Por isso, a canção Resposta ao Tempo na linda voz de Júlia Simões - filha de um grande companheiro dos dias fáceis e difíceis, o meu saudoso amigo Walter Ribeiro Simões.

O tempo, esse conceito inventado pelos seres humanos para dar sentido à criação do universo, não pára a sua dança de criação/destruição representado pelo deus Shiva na cultura indiana.

É impossível colocar em palavras a mistura de sentimentos que atravessam minha alma neste instante que, apesar da tristeza que se apodera dela, a doçura de suas presenças na memória me acalma.

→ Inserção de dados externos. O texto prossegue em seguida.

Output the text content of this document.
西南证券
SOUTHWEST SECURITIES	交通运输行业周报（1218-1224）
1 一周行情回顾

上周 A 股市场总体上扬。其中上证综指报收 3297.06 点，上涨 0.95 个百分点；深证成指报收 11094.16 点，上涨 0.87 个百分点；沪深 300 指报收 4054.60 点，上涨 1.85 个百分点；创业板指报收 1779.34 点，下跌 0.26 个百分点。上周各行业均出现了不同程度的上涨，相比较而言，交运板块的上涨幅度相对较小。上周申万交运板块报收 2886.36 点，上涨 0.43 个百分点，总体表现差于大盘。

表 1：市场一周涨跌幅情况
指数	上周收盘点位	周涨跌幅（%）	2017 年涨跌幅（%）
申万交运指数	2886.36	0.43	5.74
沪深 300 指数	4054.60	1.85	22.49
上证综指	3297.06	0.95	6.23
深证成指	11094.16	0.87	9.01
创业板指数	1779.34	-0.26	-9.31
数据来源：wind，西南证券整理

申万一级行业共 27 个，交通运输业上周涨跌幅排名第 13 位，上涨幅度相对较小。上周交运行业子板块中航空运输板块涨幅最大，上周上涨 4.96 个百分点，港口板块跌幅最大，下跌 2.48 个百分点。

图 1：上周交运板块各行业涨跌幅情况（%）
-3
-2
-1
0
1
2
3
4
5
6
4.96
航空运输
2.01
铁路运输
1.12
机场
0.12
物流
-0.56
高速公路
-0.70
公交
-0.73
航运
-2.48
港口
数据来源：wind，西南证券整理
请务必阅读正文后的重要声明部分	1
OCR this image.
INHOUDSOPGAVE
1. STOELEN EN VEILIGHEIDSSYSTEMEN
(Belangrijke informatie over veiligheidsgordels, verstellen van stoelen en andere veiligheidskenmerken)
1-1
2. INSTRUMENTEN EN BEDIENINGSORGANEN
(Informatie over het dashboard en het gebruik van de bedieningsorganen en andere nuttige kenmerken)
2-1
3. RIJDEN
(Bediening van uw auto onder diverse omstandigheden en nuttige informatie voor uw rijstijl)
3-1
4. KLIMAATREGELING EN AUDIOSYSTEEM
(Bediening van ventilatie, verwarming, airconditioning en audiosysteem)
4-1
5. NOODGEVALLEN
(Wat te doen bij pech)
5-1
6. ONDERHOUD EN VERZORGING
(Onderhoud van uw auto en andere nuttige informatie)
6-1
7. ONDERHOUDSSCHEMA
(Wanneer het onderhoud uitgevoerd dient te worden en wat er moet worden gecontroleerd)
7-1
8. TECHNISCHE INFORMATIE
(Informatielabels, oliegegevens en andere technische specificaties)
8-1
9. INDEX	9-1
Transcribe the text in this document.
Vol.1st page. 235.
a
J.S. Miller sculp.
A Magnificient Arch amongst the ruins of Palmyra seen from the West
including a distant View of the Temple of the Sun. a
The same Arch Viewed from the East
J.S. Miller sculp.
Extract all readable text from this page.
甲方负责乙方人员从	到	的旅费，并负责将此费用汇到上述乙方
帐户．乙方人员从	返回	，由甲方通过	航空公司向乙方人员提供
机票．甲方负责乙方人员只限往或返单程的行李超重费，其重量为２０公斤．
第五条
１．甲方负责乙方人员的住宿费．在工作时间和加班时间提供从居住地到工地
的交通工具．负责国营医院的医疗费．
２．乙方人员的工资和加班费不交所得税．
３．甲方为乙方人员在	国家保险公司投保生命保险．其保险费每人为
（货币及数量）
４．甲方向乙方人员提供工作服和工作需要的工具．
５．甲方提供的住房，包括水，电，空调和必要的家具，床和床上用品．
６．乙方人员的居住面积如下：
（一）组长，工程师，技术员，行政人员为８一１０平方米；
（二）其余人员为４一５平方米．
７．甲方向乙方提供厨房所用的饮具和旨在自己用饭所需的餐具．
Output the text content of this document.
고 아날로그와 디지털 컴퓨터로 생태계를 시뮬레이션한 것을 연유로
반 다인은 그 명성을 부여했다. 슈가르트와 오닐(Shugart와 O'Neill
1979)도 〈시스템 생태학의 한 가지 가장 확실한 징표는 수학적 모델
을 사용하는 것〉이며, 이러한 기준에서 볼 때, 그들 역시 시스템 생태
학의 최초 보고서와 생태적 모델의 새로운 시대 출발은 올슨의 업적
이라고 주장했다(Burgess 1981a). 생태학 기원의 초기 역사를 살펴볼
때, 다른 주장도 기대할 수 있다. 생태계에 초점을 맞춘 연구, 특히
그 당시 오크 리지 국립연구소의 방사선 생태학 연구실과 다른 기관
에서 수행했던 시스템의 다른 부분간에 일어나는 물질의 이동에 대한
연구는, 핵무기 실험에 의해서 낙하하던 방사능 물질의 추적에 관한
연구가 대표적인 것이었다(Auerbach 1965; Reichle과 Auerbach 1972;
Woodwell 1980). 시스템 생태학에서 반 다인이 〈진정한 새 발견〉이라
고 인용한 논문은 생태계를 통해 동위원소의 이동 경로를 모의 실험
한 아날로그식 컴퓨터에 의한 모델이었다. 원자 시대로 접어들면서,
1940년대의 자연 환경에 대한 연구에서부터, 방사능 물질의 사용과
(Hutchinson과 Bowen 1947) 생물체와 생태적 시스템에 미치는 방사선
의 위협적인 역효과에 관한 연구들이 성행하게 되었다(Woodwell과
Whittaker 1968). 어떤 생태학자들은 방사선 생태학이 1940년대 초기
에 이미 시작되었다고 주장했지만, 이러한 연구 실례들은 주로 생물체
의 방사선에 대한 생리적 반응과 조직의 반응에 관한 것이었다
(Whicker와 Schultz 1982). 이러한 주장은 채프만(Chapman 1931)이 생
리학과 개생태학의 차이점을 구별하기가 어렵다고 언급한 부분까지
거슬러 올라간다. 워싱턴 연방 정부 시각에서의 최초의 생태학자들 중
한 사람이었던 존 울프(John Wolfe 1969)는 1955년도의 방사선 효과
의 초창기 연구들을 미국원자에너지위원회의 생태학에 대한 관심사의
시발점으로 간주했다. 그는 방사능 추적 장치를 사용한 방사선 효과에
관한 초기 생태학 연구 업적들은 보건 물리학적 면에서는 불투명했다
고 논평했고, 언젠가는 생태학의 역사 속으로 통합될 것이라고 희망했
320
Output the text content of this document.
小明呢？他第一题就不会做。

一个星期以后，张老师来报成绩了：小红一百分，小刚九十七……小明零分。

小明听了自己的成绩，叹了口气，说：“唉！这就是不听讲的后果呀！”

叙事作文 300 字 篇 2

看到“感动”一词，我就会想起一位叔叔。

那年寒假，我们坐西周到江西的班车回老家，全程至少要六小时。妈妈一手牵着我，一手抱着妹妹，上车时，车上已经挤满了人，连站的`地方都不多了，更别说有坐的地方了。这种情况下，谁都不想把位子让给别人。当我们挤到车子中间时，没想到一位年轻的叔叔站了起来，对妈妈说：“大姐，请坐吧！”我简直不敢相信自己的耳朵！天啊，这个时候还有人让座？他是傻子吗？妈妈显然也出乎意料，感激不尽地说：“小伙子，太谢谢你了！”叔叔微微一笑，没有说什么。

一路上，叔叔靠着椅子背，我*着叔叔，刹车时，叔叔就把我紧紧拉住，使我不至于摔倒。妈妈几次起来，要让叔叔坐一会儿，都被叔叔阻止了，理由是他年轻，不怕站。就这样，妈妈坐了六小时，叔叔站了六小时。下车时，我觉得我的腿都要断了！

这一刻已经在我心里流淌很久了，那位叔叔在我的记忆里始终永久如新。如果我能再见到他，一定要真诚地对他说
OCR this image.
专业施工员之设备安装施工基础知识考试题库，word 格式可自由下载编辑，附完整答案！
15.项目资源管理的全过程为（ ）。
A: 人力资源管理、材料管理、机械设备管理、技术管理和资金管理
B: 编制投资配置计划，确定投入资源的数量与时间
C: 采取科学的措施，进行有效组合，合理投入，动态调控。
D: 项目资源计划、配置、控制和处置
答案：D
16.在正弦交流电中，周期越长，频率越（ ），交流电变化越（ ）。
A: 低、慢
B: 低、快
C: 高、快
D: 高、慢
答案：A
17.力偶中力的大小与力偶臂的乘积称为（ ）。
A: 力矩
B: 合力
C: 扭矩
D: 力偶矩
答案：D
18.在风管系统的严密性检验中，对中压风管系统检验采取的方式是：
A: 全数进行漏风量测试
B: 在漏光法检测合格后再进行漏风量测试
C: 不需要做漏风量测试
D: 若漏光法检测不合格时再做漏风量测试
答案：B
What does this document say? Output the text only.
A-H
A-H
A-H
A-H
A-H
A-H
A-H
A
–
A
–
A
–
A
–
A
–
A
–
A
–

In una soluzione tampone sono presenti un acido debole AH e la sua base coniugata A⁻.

Memórias fazem parte do cardápio de nossas existências enquanto aqui estamos na condição de cadáveres adiados[1].

Batidas na porta da frente, é o tempo...

Velho Sima,

Lubi e Pirí.

Gratidão sempre.

E você, tem atendido às batidas na porta da memória e sentido a brisa da presença de amigos que já se foram?

Sei, é difícil, mas quem disse que seria fácil?


[1] Fernando Pessoa - Quinta: Sebastião, Rei de Portugal:

Minha loucura, outros que me a tomem

Com o que nela ia.

Sem a loucura que é o homem

Mais que a besta sadia,

Cadáver adiado que procria?

Comentários

  1. Ouvi a canção e diversas lembranças apareceram.

    Quantos bichinhos domésticos me marcaram!

    Mamíferos, aves e um réptil, fossem por curto ou duradouro prazo de convivência, muito me sensibilizaram.

    Esses irmãos menores, nas atitudes próprias de suas espécies, fizeram-me rir e chorar, sentir e sonhar, cair e levantar.

    Afortunados somos todos nós que junto deles aprendemos no amor a volitar.

    Danada goteira que não cessa de pingar!